Bei dieser Art des elektroerosiven Bearbeitens taucht das Werkzeug, d. h. die Arbeitselektrode, in das Werkstück ein. Bei den von der Firma Sacher eingesetzten Maschinen – Mistubishi-Senkerodiermaschinen – handelt es sich um eine Graphitelektrode oder eine Kupferelektrode. Dank der Verwendung solcher technologisch fortschrittlichen Werkzeuge sind wir in der Lage, tiefe Bohrungen mit einem sehr kleinen Durchmesser in einer Vielzahl von Materialien durchzuführen: Gusseisen, Sintermetallen, Aluminium oder verschiedenen Stahlarten. Unsere Senkerodiermaschinen garantieren eine hohe Oberflächenqualität – auf dem Niveau von Ra 0,1 μm. Der Einsatz von Formelektroden hingegen ermöglicht die präzise Fertigung von Elementen mit komplizierten Formen, z. B. Guss- oder Spritzgussformen.

Drahterodieren

Bei den von Sacher angebotenen Maschinen für die zweite Art der EDM-Bearbeitung ist die Arbeitselektrode ein Draht mit einem Durchmesser von 0,1 bis 0,36 mm. Der Schneidvorgang beginnt entweder von einem vorgebohrten Startloch oder von der Kante des Werkstücks, dessen Höhe bei den von Sacher eingesetzten Maschinen bis zu 220 mm betragen kann.

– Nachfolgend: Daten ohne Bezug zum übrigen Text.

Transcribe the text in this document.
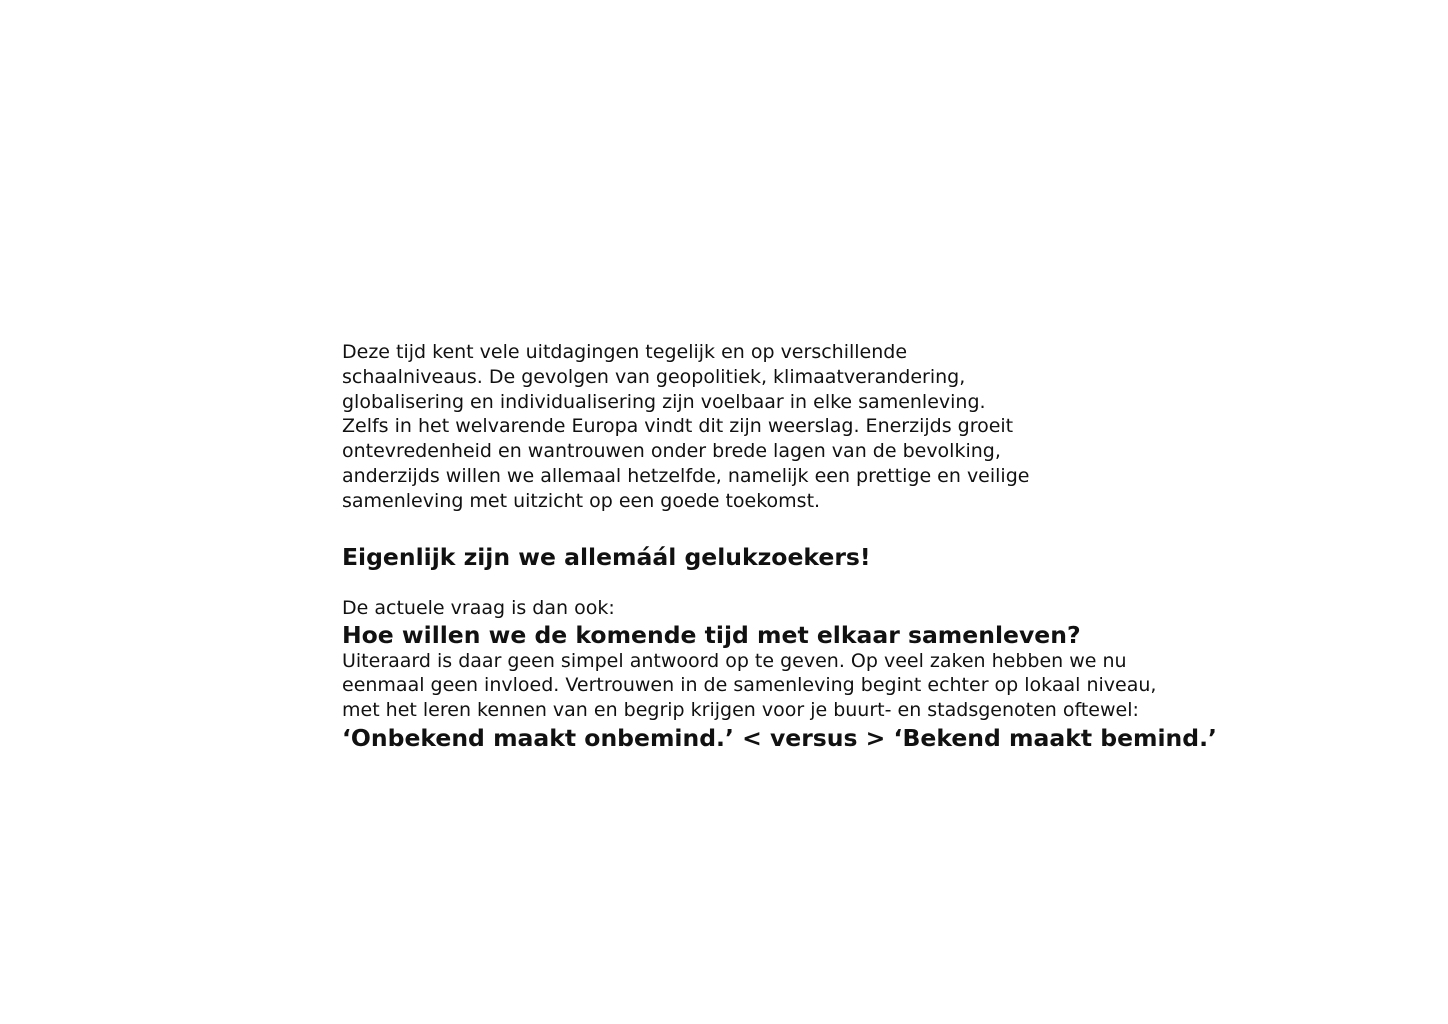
Deze tijd kent vele uitdagingen tegelijk en op verschillende
schaalniveaus. De gevolgen van geopolitiek, klimaatverandering,
globalisering en individualisering zijn voelbaar in elke samenleving.
Zelfs in het welvarende Europa vindt dit zijn weerslag. Enerzijds groeit
ontevredenheid en wantrouwen onder brede lagen van de bevolking,
anderzijds willen we allemaal hetzelfde, namelijk een prettige en veilige
samenleving met uitzicht op een goede toekomst.
Eigenlijk zijn we allemáál gelukzoekers!
De actuele vraag is dan ook:
Hoe willen we de komende tijd met elkaar samenleven?
Uiteraard is daar geen simpel antwoord op te geven. Op veel zaken hebben we nu
eenmaal geen invloed. Vertrouwen in de samenleving begint echter op lokaal niveau,
met het leren kennen van en begrip krijgen voor je buurt- en stadsgenoten oftewel:
‘Onbekend maakt onbemind.’ < versus > ‘Bekend maakt bemind.’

Die Hauptvorteile dieser Variante der EDM-Technologie, die mit WEDM (engl. Wire Electrical Discharge Machining) abgekürzt wird, Wire Electrical Discharge Machining) abgekürzt wird, liegen in der Eliminierung von Schnittkräften auf das Werkstück, was bei der mechanischen Bearbeitung nicht möglich ist. Dadurch ist es möglich, sehr kleine Werkstücke zu fertigen, die durch die Einwirkung der vorgenannten Kräfte auf das Werkstück beschädigt werden könnten, z. B. beim Einsatz einer Fräsmaschine.

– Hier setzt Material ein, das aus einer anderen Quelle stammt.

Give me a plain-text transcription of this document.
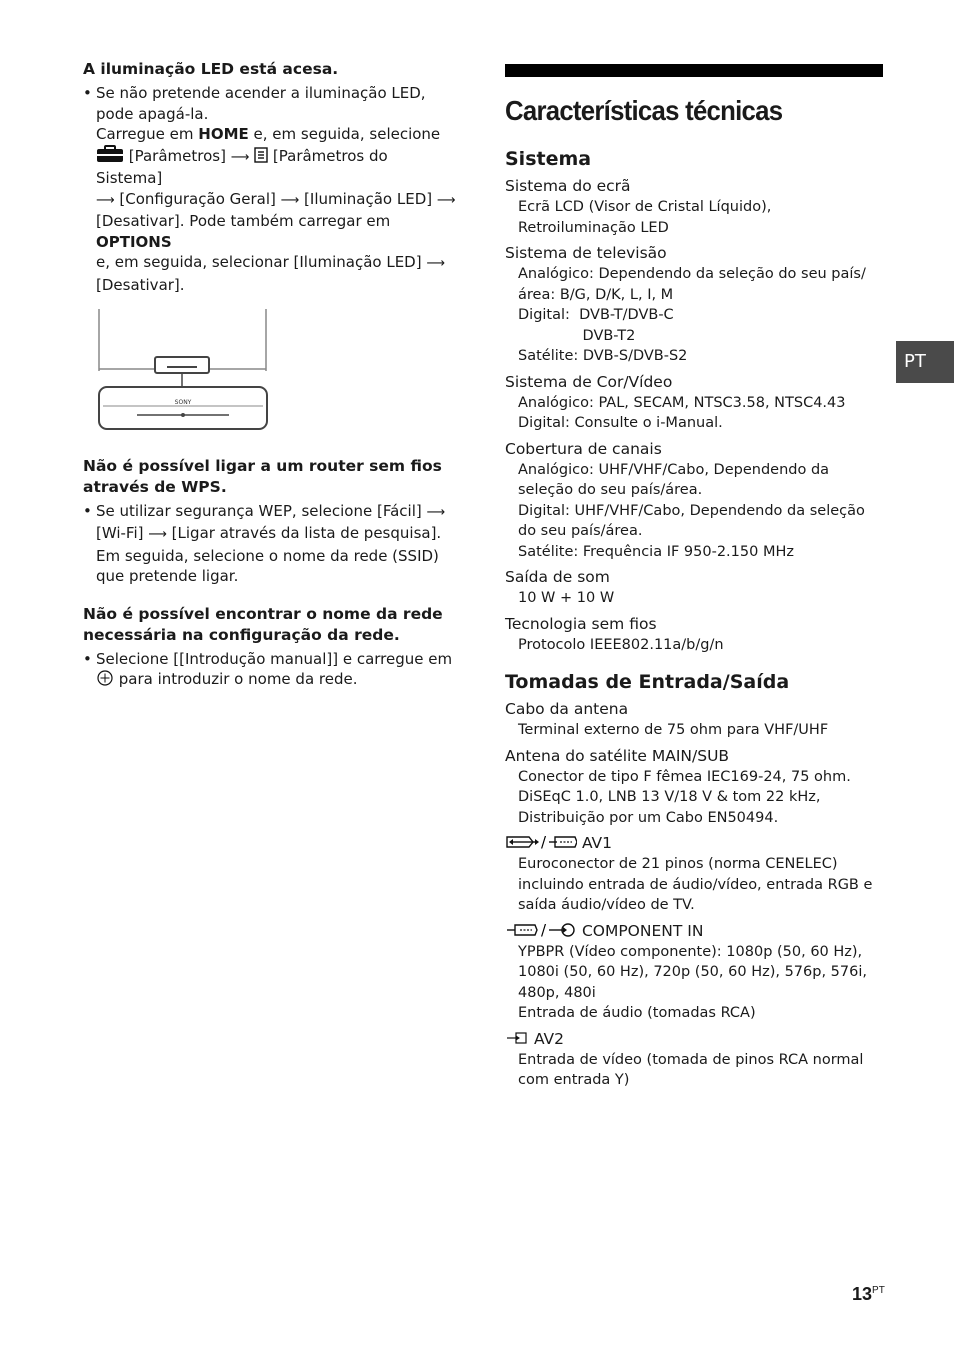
A iluminação LED está acesa.

• Se não pretende acender a iluminação LED, pode apagá-la.
Carregue em HOME e, em seguida, selecione
[Parâmetros] ⟶  [Parâmetros do Sistema]
⟶ [Configuração Geral] ⟶ [Iluminação LED] ⟶
[Desativar]. Pode também carregar em OPTIONS
e, em seguida, selecionar [Iluminação LED] ⟶
[Desativar].
SONY

Não é possível ligar a um router sem fios através de WPS.

• Se utilizar segurança WEP, selecione [Fácil] ⟶
[Wi-Fi] ⟶ [Ligar através da lista de pesquisa]. Em seguida, selecione o nome da rede (SSID) que pretende ligar.

Não é possível encontrar o nome da rede necessária na configuração da rede.

• Selecione [[Introdução manual]] e carregue em
para introduzir o nome da rede.
Características técnicas
Sistema
Sistema do ecrã
Ecrã LCD (Visor de Cristal Líquido),
Retroiluminação LED
Sistema de televisão
Analógico: Dependendo da seleção do seu país/
área: B/G, D/K, L, I, M
Digital:  DVB-T/DVB-C
DVB-T2
Satélite: DVB-S/DVB-S2
Sistema de Cor/Vídeo
Analógico: PAL, SECAM, NTSC3.58, NTSC4.43
Digital: Consulte o i-Manual.
Cobertura de canais
Analógico: UHF/VHF/Cabo, Dependendo da
seleção do seu país/área.
Digital: UHF/VHF/Cabo, Dependendo da seleção
do seu país/área.
Satélite: Frequência IF 950-2.150 MHz
Saída de som
10 W + 10 W
Tecnologia sem fios
Protocolo IEEE802.11a/b/g/n
Tomadas de Entrada/Saída
Cabo da antena
Terminal externo de 75 ohm para VHF/UHF
Antena do satélite MAIN/SUB
Conector de tipo F fêmea IEC169-24, 75 ohm.
DiSEqC 1.0, LNB 13 V/18 V & tom 22 kHz,
Distribuição por um Cabo EN50494.
/ AV1
Euroconector de 21 pinos (norma CENELEC)
incluindo entrada de áudio/vídeo, entrada RGB e
saída áudio/vídeo de TV.
/ COMPONENT IN
YPBPR (Vídeo componente): 1080p (50, 60 Hz),
1080i (50, 60 Hz), 720p (50, 60 Hz), 576p, 576i,
480p, 480i
Entrada de áudio (tomadas RCA)
AV2
Entrada de vídeo (tomada de pinos RCA normal
com entrada Y)
PT
$13^{PT}$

Gleichzeitig ist die WEDM-Technologie die präziseste Methode der Metallzerspanung, deren Genauigkeit sogar das Laserschneiden deutlich übertrifft, wodurch eine Oberflächenqualität auf dem Niveau von Ra ≤ 0,15 μm und Parallelität < 5 μm erreicht werden kann. Dies gilt auch für die Bearbeitung von Werkstoffen, die sich durch eine sehr hohe Härte auszeichnen. Daher wird diese Technologie erfolgreich zur Herstellung von Spezialwerkzeugen für verschiedene Zweige der Metallurgie, wie z.B. Zerspanung, Kunststoffbearbeitung oder Gießereiwesen, eingesetzt. Dank des Einsatzes moderner Maschinen, z. B. Mitsubishi Drahterodiermaschinen, ist die Firma Sacher in der Lage, Aufträge auszuführen, die eine hohe Präzision und Genauigkeit komplizierter Formen erfordern, die mit spanabhebender Bearbeitung nicht zu erreichen sind, wie z. B. scharfe Innenecken von Werkstücken.